Avant de répondre à cette question, permettez-moi de remercier très chaleureusement les autorités du pays qui ont accepté de nous accueillir, malgré des agendas surchargés, et tout particulièrement Son Excellence Monsieur Ismaïl Omar Guelleh, le Président de la République, Monsieur Mohamed Ali Hassan, le Secrétaire général du Ministères des affaires étrangères et de la coopération internationale, et Monsieur Djama Ali Guelleh, le Directeur général de Electricité de Djibouti. Avec l’aide précieuse de Madame Racha Farah, Représentante résidente du CAVIE à Djibouti, nous avons été saisis par « l’exception djiboutienne » : à savoir qu’à Djibouti, ils font de l’intelligence stratégique sans la nommer. Présents militairement et économiquement dans ce pays de 946 000 habitants, sur 23.200 km2, Américains, Chinois, Français, Japonais, et Italiens, notamment, sont bien placés pour en parler. Il est d’ailleurs frappant de voir comment le repli progressif de la France, de cette partie hautement stratégique du continent, profite aux sept pays de tête que sont : la Chine, les Etats-Unis, l’Allemagne, les Pays-Bas, les Emirats Arabes Unis, le Qatar et l’Ethiopie.

Auriez-vous un dernier message à faire passer ?

Ce serait surtout de vous remercier pour cette opportunité. L’ADN de nos activités étant la discrétion, il n’est jamais aisé, pour nous, de communiquer pour notre propre compte. Mais comment faire comprendre à un plus grand nombre d’acteurs économiques qu’ils peuvent compter sur le CAVIE, en tant que structure continentale militante, flexible, non-étatique et redoutablement efficace pour comprendre et surveiller les marchés africains, initier et développer leurs activités sur le continent, et se former aux plus hauts standards de l’IE, si ce n’est en profitant des occasions uniques comme cet entretien ? Acceptez toute notre gratitude.
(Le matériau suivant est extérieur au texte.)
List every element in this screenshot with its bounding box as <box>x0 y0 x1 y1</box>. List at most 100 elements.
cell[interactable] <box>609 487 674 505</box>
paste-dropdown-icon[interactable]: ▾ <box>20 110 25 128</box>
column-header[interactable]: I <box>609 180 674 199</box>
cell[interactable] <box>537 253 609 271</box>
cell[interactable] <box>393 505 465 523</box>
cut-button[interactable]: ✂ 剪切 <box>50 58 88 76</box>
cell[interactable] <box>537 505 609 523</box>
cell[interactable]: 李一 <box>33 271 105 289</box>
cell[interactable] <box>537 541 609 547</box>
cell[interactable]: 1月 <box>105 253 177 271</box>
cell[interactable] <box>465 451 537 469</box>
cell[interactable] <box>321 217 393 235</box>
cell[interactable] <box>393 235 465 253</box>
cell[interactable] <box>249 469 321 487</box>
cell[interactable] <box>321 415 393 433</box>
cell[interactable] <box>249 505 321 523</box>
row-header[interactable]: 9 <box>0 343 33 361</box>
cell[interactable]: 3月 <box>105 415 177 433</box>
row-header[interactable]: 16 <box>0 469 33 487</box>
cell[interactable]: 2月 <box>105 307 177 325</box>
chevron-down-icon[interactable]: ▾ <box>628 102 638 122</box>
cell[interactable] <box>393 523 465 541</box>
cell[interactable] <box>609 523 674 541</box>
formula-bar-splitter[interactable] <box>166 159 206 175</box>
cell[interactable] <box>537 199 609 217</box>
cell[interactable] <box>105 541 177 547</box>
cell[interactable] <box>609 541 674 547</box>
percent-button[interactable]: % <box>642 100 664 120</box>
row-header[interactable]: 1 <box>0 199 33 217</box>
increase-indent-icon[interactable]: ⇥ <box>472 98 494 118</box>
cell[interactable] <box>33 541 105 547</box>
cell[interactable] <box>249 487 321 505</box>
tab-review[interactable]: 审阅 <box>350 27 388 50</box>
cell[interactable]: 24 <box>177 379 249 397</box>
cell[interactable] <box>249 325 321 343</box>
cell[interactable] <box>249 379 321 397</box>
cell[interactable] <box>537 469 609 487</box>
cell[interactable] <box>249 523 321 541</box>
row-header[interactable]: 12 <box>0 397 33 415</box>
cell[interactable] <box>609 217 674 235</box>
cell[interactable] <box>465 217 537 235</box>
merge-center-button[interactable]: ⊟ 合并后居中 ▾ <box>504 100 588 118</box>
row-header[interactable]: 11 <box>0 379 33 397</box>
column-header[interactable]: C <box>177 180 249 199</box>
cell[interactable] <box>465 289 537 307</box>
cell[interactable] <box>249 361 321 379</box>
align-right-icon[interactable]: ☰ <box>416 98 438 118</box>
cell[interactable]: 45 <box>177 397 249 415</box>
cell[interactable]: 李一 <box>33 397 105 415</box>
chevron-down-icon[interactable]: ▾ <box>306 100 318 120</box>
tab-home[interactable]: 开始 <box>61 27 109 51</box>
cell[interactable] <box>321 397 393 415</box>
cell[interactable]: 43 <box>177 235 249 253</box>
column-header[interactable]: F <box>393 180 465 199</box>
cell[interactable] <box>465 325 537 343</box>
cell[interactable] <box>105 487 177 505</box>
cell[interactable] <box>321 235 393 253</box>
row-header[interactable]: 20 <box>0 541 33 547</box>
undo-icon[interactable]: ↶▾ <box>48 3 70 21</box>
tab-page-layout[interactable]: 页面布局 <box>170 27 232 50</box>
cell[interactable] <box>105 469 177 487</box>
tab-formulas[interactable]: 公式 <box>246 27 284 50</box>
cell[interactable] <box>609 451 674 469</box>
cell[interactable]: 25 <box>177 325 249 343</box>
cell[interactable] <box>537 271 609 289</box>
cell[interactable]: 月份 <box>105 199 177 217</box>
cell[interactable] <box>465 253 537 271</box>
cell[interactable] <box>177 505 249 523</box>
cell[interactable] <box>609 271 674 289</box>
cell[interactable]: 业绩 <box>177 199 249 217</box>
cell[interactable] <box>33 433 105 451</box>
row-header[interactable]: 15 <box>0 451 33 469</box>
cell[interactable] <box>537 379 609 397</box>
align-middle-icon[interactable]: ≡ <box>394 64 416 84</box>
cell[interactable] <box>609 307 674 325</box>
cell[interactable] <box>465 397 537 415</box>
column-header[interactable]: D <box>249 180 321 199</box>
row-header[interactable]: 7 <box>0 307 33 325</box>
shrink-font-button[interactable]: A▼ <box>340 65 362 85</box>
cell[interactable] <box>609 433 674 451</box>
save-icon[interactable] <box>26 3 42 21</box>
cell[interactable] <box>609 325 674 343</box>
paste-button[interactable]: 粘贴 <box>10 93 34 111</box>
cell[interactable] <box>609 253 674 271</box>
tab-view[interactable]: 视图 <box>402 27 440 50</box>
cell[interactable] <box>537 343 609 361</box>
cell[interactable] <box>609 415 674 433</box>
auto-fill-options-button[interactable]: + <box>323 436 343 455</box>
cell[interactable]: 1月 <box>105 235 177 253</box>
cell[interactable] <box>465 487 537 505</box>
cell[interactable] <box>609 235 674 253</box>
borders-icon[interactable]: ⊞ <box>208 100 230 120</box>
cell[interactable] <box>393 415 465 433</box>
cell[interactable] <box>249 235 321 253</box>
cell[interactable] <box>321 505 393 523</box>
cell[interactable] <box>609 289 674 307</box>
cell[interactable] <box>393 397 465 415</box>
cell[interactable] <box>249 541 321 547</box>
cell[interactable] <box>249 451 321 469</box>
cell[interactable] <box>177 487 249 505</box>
Pour en savoir plus sur le CAVIE

Le CAVIE a été légalisé le 03 août 2015, à Yaoundé, République du Cameroun. Il a pour objet, d’une part, de promouvoir les bonnes pratiques de veille et d’intelligence économique en Afrique, ainsi que leurs implications dans la compétitivité du continent ; et, d’autre part, d’aider les entreprises à mieux connaître le marché africain de manière à y développer des relations commerciales en parfaite connaissance de cause. Le CAVIE vise notamment à :

  • Sensibiliser les pouvoirs publics, les représentations diplomatiques, les partenaires au développement, les entreprises, et le monde éducatif, aux enjeux de compétitivité de la veille et de l’intelligence économique dans les pays africains.
  • Mettre en place des dispositifs de sensibilisation et de formation aux spécificités de la veille et de l’intelligence économique dans chaque pays africain.
  • Initier la création et le développement des dispositifs de veille sectorielle et d’intelligence économique et stratégique au sein des institutions publiques et privées, aussi bien en Afrique, que dans les pays et organisations en relation avec l’Afrique.
  • Aider les États, investisseurs, entreprises, organismes de développement et médias à mieux appréhender les marchés africains grâce à des journées portes ouvertes, études, publications, conférences et formations dédiées.
  • Permettre à tout investisseur et à toute entreprise de trouver les meilleures réponses à ses questions concernant ses projets d’investissements, ses recherches de partenaires locaux, et ses implantations potentielles sur les marchés africains.
  • Contribuer à la fédération, à la représentation, à la défense, et à la promotion des intérêts économiques des États et des entreprises d’Afrique auprès des institutions supranationales et paraétatiques grâce à la veille et l’intelligence économique.